|Updated: 7/19/2012 7:32 pm
||Published: 7/19/2012 4:32 pm
LITTLE ROCK, Ark. (AP) - Supporters of a proposed severance tax hike on natural gas will be given 30 more days to circulate petitions after more than two-thirds of the signatures they submitted to qualify for the ballot were invalidated, Arkansas election officials said Thursday.
The secretary of state's office said that only 21,347 of the 69,774 signatures submitted by the Committee for a Fair Severance Tax were valid. The group needed at least 62,507 signatures from registered voters to qualify for the November ballot.
Since the proposal cleared an initial count of signatures, backers have until Aug. 20 to gather more signatures to qualify for the ballot, the secretary of state's office said.
The proposal by Sheffield Nelson, a former Republican gubernatorial candidate and ex-natural gas executive, would raise the tax to pay for road improvements throughout the state. A disappointed Nelson said he was inclined to continue gathering signatures but planned to talk with other supporters of the hike and make a decision by Monday.
"As it is now, that is a rather challenging mountain," Nelson said. "We're certainly going to look at it and evaluate it and talk with everybody to see what the consensus is."
Wells are now taxed at between 1.25 percent and 5 percent of the value of the gas being taken from the land. The measure would increase the tax to 7 percent.
The proposal has faced heavy opposition from the natural gas industry, which says it would jeopardize jobs connected to the state's Fayetteville Shale natural gas formation. Arkansans for Affordable Jobs and Energy, a group funded by natural gas companies to campaign against the measure, has spent more than $1.6 million urging Arkansas residents to not sign petitions.
The group opposed to the effort said it also had found hundreds of "fraudulent" signatures in its own review of Nelson's petitions and hoped authorities would investigate them further.

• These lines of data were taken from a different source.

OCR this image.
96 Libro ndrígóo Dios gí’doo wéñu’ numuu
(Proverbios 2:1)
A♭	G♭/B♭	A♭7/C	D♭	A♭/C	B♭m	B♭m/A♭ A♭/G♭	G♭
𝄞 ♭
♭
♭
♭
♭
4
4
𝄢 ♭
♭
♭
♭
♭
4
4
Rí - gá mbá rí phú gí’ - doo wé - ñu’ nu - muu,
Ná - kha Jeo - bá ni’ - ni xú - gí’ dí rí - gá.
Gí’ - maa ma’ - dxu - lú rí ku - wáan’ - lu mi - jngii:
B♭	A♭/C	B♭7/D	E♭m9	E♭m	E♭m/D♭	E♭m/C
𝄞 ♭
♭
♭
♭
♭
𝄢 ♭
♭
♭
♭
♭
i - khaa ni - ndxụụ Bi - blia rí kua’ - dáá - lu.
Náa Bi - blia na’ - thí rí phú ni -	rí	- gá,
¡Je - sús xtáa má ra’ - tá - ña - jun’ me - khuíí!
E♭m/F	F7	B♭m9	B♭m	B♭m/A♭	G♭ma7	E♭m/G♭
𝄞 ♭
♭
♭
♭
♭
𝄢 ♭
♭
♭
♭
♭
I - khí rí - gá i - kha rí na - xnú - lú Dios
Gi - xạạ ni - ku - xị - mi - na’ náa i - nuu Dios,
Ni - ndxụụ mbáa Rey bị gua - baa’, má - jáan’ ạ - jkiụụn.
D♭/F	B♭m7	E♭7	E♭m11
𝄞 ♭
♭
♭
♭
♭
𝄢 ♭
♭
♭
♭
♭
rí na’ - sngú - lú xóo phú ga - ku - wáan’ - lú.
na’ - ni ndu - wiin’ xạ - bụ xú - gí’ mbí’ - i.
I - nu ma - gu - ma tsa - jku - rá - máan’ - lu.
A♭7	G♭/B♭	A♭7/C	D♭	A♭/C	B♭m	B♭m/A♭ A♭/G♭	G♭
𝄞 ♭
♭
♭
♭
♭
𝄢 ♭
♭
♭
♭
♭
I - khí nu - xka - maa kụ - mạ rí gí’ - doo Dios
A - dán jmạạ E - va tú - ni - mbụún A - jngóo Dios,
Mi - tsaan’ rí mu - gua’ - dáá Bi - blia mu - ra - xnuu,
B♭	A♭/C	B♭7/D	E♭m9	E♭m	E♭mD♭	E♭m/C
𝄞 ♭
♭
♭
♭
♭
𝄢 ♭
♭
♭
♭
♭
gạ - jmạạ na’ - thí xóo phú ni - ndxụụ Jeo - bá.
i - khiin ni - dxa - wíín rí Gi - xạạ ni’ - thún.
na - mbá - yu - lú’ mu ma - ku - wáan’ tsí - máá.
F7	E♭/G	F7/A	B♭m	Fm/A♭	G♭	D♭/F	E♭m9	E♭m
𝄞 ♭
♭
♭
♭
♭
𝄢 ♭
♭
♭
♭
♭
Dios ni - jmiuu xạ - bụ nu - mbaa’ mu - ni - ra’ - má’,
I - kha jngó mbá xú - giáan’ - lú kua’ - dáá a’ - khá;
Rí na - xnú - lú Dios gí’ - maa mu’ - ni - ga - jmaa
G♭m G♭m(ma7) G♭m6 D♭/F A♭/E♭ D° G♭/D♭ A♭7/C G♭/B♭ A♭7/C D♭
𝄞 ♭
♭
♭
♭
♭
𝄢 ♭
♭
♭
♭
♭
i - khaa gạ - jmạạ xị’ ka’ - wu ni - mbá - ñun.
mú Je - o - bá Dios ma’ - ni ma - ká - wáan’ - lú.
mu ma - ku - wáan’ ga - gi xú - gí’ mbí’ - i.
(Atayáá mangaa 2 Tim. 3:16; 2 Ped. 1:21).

"This is a big con job on a pretty incredible scale," said Randy Zook, chairman of the group opposed to Nelson's proposal. Zook is also president and CEO of the Arkansas State Chamber of Commerce.
The tax hike also faces high-profile opposition from elected officials on both sides of the aisle. Gov. Mike Beebe, a Democrat who negotiated an increase in the severance tax in 2008, has said he's opposed to the measure.
This is the second time supporters of a proposal for this November's ballot have been given more time to gather signatures. Last week, backers of a proposal to legalize medical marijuana were given 30 days to circulate more petitions after falling short of the signature requirement.